Suitcase and World: Swine flu.

Friday, May 29, 2009

Swine flu.

igh. International travel is not easy these days as there seems to be so much turmoil in the world that makes some folks (not me) think twice about leaving the safety of their surroundings.

The day I flew back from Lima, Peru in the summer of 2006 was the day the US announced the ban on carrying liquids in hand luggage. I had no clue what was going on until I got back home. No one in Peru was panicking and so there were no restrictions when I boarded the plane with my usual bottle of water.

The day I flew back from Kathmandu to Delhi in October 2007 was the day that Benazir Bhutto returned to Pakistan from years of exile in Dubai. That day, security in the entire Indian subcontinent region was heightened out of fears that her return would spark violent riots. Airport security was tighter than anything I had ever experienced before - 5 checkpoints at the airport in Delhi. Tragically, Benazir Bhutto was assassinated 3 months later at a political rally in Pakistan.

Just a short time before Lei and I left for Turkey and Croatia, a car bomb targeting Turkish soldiers, killed five people and wounded 68 in the city of Diyarbakir, a predominately Kurdish city located in southeast Turkey. The attack appeared to be in retaliation for three airstrikes by Turkish warplanes against Kurdish rebel shelters in northern Iraq the previous.

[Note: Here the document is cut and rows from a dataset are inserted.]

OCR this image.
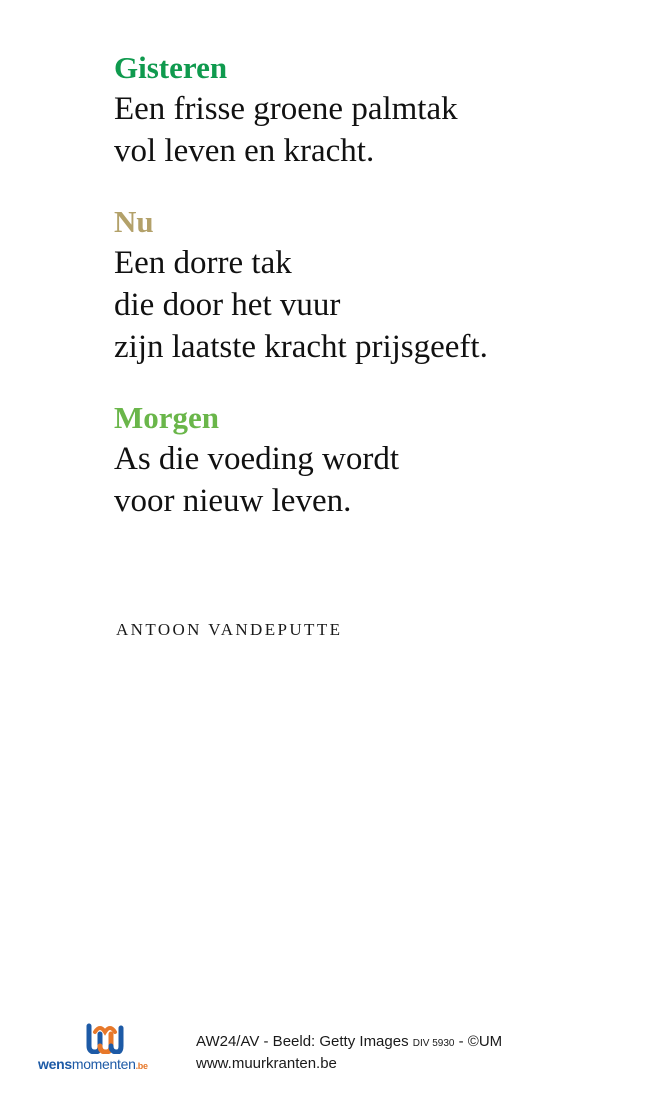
Gisteren

Een frisse groene palmtak

vol leven en kracht.

Nu

Een dorre tak

die door het vuur

zijn laatste kracht prijsgeeft.

Morgen

As die voeding wordt

voor nieuw leven.

ANTOON VANDEPUTTE
wensmomenten.be
AW24/AV - Beeld: Getty Images DIV 5930 - ©UM
www.muurkranten.be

Around the same time, Montenegro declared its independnce from Serbia threatening to reignite a decades old hatred between Serbian and Croatia, which was siding with Montenegro.

Just prior to my second trip to Turkey 2008, the stock tumbled with several major financial institutions declaring bankruptcy. I just kept hoping that neither the airlines I was flying on or the banks that I had my money in were going under.

This time, my trip might be derailed not by the threat of violence or a financial crisis but by lingering fears of swine flu.

To me, the 2009 swine flu outbreak came and when in a the blink of an historic eye but for others, concerns of a possible still live on.

In late April 2009, WHO (World Health Organization) declared a "public health emergency of international concern" under the rules of the WHO's new International Health Regulations when the first cases of the H1N1 virus, as the swine flu is officially known as, were reported in the United States. Swine flu has come and gone in previous years but this was the first time that cases of human to human infection were reported and people were dying from it. Put into perspective though, more people die each year of the common flu than swine flu but (and I blame this on the media), panic followed annoucements of the first swine flu death.

While the rest of world has moved on from the scares that gripped entire nations for nearly three weeks in early May, China seems to be still reacting out of fear. Just today I read an article on that started with the story of a traveller from Alexandria, VA who was quarantined for 3 days in a Beijing hospital because his body temperature registered 98.9 degrees Fahrenheit....just 0.3 degrees above normal. As quoted from the article,
"In Beijing, more than 650 people have been quarantined since the scare began in April. Many of them were identified at the city's international airport, where masked technicians inspect each passenger and check for fever with a thermal forehead scanner that emits a beam of light.

Those unlucky enough to have flulike symptoms are taken to a quarantine building, decorated with posters about SARS, or severe acute respiratory syndrome, at Beijing's modern Ditan Hospital. For the time it takes to get the results of a test for swine flu -- two or three days -- this is their home.

Each patient is given a single room, painted light blue, with a bed, sink, shower, telephone and TV. Patients get three meals a day -- their choice of Chinese cuisine (mostly chicken and rice) or Western cooking (chicken and rice prepared a different way). Many of the medical professionals speak English and are very kind, patients said."

I hope that by the time I travel in mid June, Chinese fears will have abated and I won't have to worry about ending up quarantined in a Chinese hospital. I will be keeping my fingers crossed until I pass through immigration!